Scientific classification
- Kingdom: Animalia
- Phylum: Mollusca
- Class: Gastropoda
- Subclass: Caenogastropoda
- Order: Neogastropoda
- Superfamily: Muricoidea
- Family: Muricidae
- Subfamily: Rapaninae
- Genus: Vasula
- Species: V. melones
- Binomial name: Vasula melones (Duclos, 1832)
- Synonyms: Purpura crassa Blainville, 1832; Purpura melones Duclos, 1832; Thais (Vasula) melones (Duclos, 1832);

= Vasula melones =

- Authority: (Duclos, 1832)
- Synonyms: Purpura crassa Blainville, 1832, Purpura melones Duclos, 1832, Thais (Vasula) melones (Duclos, 1832)

Species of gastropod

Vasula melones is a species of sea snail, a marine gastropod mollusk, in the family Muricidae, the murex snails or rock snails.

==Description==
The length of the shell attains 49 mm.

The dark chestnut shell is variegated with white, especially upon the periphery and inferior portion of the body. The columella is tinged with pink. The outer lip is frequently black-bordered.

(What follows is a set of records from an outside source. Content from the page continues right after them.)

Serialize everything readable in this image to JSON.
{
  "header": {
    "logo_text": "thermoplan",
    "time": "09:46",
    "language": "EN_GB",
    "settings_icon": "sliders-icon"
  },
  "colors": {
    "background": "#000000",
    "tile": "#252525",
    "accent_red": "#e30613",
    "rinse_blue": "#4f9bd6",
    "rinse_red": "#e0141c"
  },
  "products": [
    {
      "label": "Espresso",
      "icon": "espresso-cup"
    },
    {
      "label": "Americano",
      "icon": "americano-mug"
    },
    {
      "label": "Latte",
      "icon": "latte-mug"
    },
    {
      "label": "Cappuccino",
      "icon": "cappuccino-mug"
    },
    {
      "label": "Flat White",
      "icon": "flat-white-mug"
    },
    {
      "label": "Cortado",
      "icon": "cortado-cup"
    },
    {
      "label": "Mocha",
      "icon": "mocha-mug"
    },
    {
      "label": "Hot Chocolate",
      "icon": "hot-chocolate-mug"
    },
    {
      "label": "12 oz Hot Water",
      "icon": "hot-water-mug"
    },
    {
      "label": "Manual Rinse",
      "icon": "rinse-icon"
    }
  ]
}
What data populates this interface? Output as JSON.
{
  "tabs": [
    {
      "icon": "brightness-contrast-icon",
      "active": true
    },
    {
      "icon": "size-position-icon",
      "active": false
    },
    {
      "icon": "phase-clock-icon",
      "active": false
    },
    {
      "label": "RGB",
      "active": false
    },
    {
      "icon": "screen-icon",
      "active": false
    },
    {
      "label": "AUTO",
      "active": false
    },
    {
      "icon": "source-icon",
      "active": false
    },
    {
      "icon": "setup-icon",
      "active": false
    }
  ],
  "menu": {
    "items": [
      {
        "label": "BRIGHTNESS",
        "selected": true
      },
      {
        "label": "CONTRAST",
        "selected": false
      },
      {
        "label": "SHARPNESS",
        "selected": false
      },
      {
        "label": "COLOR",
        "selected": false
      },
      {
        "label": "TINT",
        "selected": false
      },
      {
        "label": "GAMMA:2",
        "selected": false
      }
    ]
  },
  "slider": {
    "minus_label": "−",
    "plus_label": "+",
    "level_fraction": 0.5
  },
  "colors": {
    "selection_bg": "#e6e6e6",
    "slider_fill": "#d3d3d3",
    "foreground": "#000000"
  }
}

The want of nodules or spines disagrees with the character of the group; yet the relationship of this species with Vasula deltoidea is tolerably close. Sometimes the body whorl is, in adults, constricted around the middle.

==Distribution==
This marine species occurs off Costa Rica, Panama, Ecuador and the Galapagos Islands.